Material Impact Point 5: “A going concern already has an ESG footprint. The key is to align it with the profit motive in an environmentally responsible manner. It is not the big thing that matter, it is the smaller things that are the gamechanger.”
ORIENTING SUSTAINABILITY FROM BUSINESS PURPOSE
Sustainability needs to be aligned to business. This starts with a serious introspection of the risks and opportunities (and I emphasize opportunities) the business faces currently and in the foreseeable future. This is done through a material mapping activity. All aspects of risks and opportunities to the business must be identified and then plugged into E, S and G categories, for further consideration of risk mitigation and opportunity maximization. Your business is a going concern, so it has been dealing with risks and opportunities in its normal course. One of the earliest published material map that gave a clear linkage to business was that of Nestle1. Though not mandatory to publish, the company did publish the material map. This brought to light the clear thinking within the company and the linkages to business.
Improving ESG performance can also help lower operating costs. There are a number of ways ESG can help lower operating expenses. ESG often focuses on reducing energy consumption, which can help companies save money on utilities.
Gazeley is a leading developer, investor and manager of European logistics warehouses and distribution parks with a 17 million sqft portfolio concentrated in the strategic logistics markets of the UK, Germany, France and the Netherlands, in addition to its operating portfolio, which is 98% leased to blue chip customers such as Amazon, UPS and Volkswagen. The design integrates ESG factors in construction of the logistics warehouse. In 2020, GLP, investor and developer of logistics warehouses and distribution parks, announced the delivery of the first net zero carbon development to be officially verified as Net Zero carbon for construction in line with the UKGBC Net Zero Carbon Buildings Framework Definition. Overall, the design has resulted in a 25.8% reduction in embodied carbon compared to a standard logistics building. They achieved this through a combination of initiatives that included roof top solar power generation and ergonomically designed workplaces. These, in turn, reduced the energy bills, reduced waste, and improved productivity. The occupants enjoyed the benefits of a reduced operating cost at greater productivity.

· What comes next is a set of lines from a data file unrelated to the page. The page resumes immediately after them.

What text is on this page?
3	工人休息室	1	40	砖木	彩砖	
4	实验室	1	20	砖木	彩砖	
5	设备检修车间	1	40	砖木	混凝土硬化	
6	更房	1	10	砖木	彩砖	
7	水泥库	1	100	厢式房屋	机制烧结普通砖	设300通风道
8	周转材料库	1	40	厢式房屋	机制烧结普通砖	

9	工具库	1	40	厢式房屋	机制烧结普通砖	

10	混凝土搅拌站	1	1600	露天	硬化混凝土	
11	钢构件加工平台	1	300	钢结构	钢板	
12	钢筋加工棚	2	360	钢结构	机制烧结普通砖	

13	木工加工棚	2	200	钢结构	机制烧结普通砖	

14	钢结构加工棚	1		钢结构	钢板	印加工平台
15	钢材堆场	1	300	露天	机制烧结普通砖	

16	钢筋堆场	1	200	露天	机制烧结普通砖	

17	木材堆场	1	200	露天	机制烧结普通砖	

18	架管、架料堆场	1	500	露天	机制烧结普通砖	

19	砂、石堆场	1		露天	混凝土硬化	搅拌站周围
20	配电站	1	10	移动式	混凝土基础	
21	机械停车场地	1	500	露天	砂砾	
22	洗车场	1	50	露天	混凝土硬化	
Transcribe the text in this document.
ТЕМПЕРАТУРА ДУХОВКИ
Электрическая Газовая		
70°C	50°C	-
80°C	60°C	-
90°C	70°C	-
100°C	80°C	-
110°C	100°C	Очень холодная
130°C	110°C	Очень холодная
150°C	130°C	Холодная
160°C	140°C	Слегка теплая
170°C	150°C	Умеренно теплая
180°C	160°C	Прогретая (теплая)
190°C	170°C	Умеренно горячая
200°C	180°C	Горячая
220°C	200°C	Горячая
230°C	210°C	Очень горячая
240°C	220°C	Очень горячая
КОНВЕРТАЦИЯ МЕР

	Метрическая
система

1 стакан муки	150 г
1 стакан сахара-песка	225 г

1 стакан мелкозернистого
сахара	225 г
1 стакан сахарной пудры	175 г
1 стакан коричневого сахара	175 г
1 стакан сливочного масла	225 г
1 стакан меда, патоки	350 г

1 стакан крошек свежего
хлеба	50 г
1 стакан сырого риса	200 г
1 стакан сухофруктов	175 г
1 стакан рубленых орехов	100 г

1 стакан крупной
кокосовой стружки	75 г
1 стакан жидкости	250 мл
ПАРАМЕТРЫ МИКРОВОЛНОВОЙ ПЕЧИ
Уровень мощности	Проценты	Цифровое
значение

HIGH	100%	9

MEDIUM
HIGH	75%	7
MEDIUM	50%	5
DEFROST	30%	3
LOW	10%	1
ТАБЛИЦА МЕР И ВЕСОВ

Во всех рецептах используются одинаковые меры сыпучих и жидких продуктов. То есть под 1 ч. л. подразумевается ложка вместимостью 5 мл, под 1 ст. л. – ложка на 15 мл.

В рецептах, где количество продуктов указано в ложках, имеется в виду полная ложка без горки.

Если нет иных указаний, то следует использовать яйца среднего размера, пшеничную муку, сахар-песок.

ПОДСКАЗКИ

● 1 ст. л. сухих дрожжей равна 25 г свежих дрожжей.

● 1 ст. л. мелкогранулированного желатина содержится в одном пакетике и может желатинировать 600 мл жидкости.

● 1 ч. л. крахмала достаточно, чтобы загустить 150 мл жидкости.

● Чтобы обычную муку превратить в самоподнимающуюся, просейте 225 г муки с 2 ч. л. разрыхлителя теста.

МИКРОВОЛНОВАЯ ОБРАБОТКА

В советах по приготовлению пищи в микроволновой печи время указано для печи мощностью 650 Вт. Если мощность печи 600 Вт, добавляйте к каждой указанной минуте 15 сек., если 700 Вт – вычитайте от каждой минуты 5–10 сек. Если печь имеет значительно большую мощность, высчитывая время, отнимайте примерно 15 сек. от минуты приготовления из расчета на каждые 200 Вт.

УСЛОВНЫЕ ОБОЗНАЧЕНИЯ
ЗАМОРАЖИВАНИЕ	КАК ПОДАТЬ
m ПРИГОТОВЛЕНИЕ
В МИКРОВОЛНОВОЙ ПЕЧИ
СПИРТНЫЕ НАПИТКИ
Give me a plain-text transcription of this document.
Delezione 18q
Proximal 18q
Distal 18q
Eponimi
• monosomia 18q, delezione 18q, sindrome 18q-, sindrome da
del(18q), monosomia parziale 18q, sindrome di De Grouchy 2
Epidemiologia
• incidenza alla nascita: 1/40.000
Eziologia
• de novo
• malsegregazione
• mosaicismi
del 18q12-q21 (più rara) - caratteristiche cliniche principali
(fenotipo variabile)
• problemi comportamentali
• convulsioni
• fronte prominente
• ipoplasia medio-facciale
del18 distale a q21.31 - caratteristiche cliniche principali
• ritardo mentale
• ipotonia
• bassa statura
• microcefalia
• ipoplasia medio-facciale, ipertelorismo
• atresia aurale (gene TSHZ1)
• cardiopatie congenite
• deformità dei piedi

With the right and well planned ESG implementation strategy, the impact on cost of operations can even exceed 25% and that is significant. In addition, ESG emphasizes strategies to reduce water and raw material usage. As these resources become more expensive, ESG can help companies save money by eliminating waste and improving resource efficiency. ESG is GOOD for Business. Early adoption of ESG, especially for startups can be the difference between surviving and thriving.
In conclusion, I would say that to be in control of your sustainability agenda, is the best way to maximise from it. To maximise, it necessarily needs to purposeful. Sustainability strategy is made at the corporate level, however the success of it is measured at the impact level. Sustainability practice of your company must align to business and environment goals and ensure a transparent and verifiable method for stakeholders to validate. The marketability of such document then becomes incidental and not core, paving the way for business continuity and greater acceptance as an environmentally friendly company.